すっかりサッカーの一部となった、ビデオ・アシスタント・レフェリー(VAR)。だが、そのテクノロジーを十分に有効活用できているかどうかは疑わしい、と言うのは、サッカージャーナリストの後藤健生。その問題点について、Jリーグの優勝争いの一戦を使って検証を試みる!
■なぜオフサイドだけ「厳密」なのか
では、武藤嘉紀の同点ゴールの場面はどうなのか。
オフサイド・ラインぎりぎりの攻防であり、また、オフサイド・ポジションにいた選手がプレーに関与したか否かという難しい判断を迫られたことは事実だ。だが、それにしても約4分というのは明らかに長すぎるのではないだろうか。

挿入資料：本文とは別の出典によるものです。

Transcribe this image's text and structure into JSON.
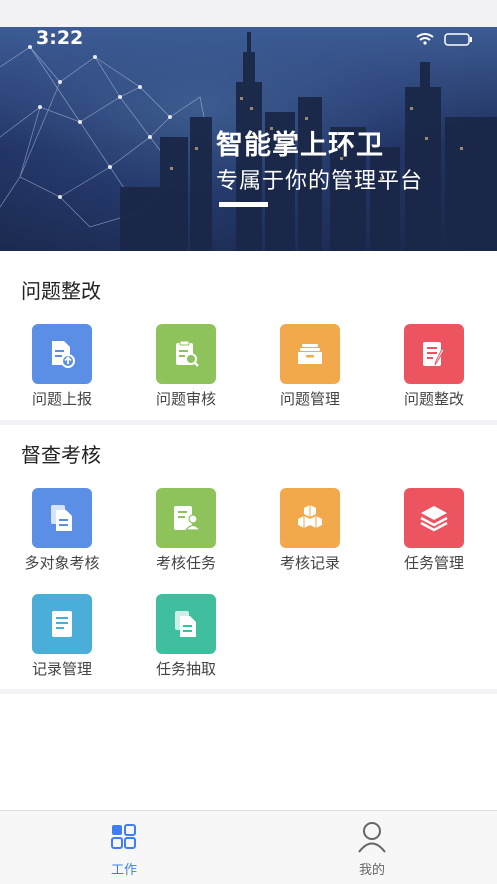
{
  "status_bar": {
    "time": "3:22"
  },
  "banner": {
    "title": "智能掌上环卫",
    "subtitle": "专属于你的管理平台"
  },
  "sections": [
    {
      "title": "问题整改",
      "items": [
        {
          "label": "问题上报",
          "icon": "document-upload-icon",
          "color": "#5b8fe6"
        },
        {
          "label": "问题审核",
          "icon": "clipboard-search-icon",
          "color": "#8dc35a"
        },
        {
          "label": "问题管理",
          "icon": "inbox-tray-icon",
          "color": "#f1a94b"
        },
        {
          "label": "问题整改",
          "icon": "edit-document-icon",
          "color": "#ec5560"
        }
      ]
    },
    {
      "title": "督查考核",
      "items": [
        {
          "label": "多对象考核",
          "icon": "copy-document-icon",
          "color": "#5b8fe6"
        },
        {
          "label": "考核任务",
          "icon": "user-document-icon",
          "color": "#8dc35a"
        },
        {
          "label": "考核记录",
          "icon": "cubes-icon",
          "color": "#f1a94b"
        },
        {
          "label": "任务管理",
          "icon": "layers-icon",
          "color": "#ec5560"
        },
        {
          "label": "记录管理",
          "icon": "notepad-icon",
          "color": "#4aaed9"
        },
        {
          "label": "任务抽取",
          "icon": "copy-file-icon",
          "color": "#3fbf9e"
        }
      ]
    }
  ],
  "tabbar": {
    "items": [
      {
        "label": "工作",
        "icon": "grid-icon",
        "color": "#3d7ef0"
      },
      {
        "label": "我的",
        "icon": "person-icon",
        "color": "#666666"
      }
    ]
  }
}
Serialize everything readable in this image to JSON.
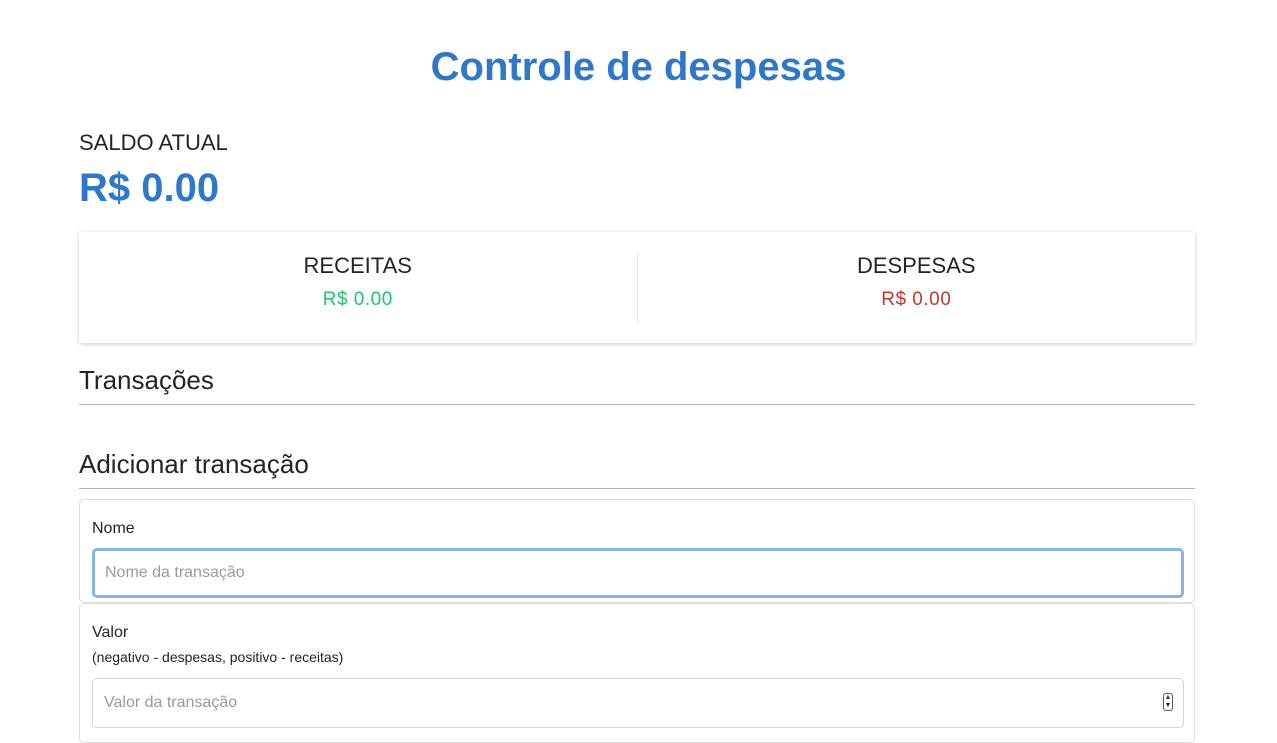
{
  "header": {
    "title": "Controle de despesas"
  },
  "balance": {
    "label": "SALDO ATUAL",
    "value": "R$ 0.00"
  },
  "summary": {
    "income": {
      "label": "RECEITAS",
      "value": "R$ 0.00",
      "color": "#1fc46f"
    },
    "expense": {
      "label": "DESPESAS",
      "value": "R$ 0.00",
      "color": "#c0392b"
    }
  },
  "transactions": {
    "title": "Transações",
    "items": []
  },
  "add_form": {
    "title": "Adicionar transação",
    "name_field": {
      "label": "Nome",
      "placeholder": "Nome da transação",
      "value": ""
    },
    "amount_field": {
      "label": "Valor",
      "hint": "(negativo - despesas, positivo - receitas)",
      "placeholder": "Valor da transação",
      "value": ""
    }
  },
  "colors": {
    "accent": "#2f78c9",
    "focus_ring": "#86b3ea"
  }
}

もう一つの論点としては、ピッチ上の審判団が下した「オフサイド」という判定が「はっきりとした、明白な間違い」だったかどうかという点だ。
もしそれが「はっきりとした、明白な」事象だったとしたら、判定を下すまでに4分もかかるわけはない。「はっきりしない」、「明白ではない」からこそ、判定に時間がかかるのではないか。
だが、オフサイド判定に限っては、明白ではない場面でも長時間かけて厳密な判定を下すための努力がなされるというのが、現行のVAR制度なのだ。なぜ、ここだけ「禁欲的」ではないのだろうか?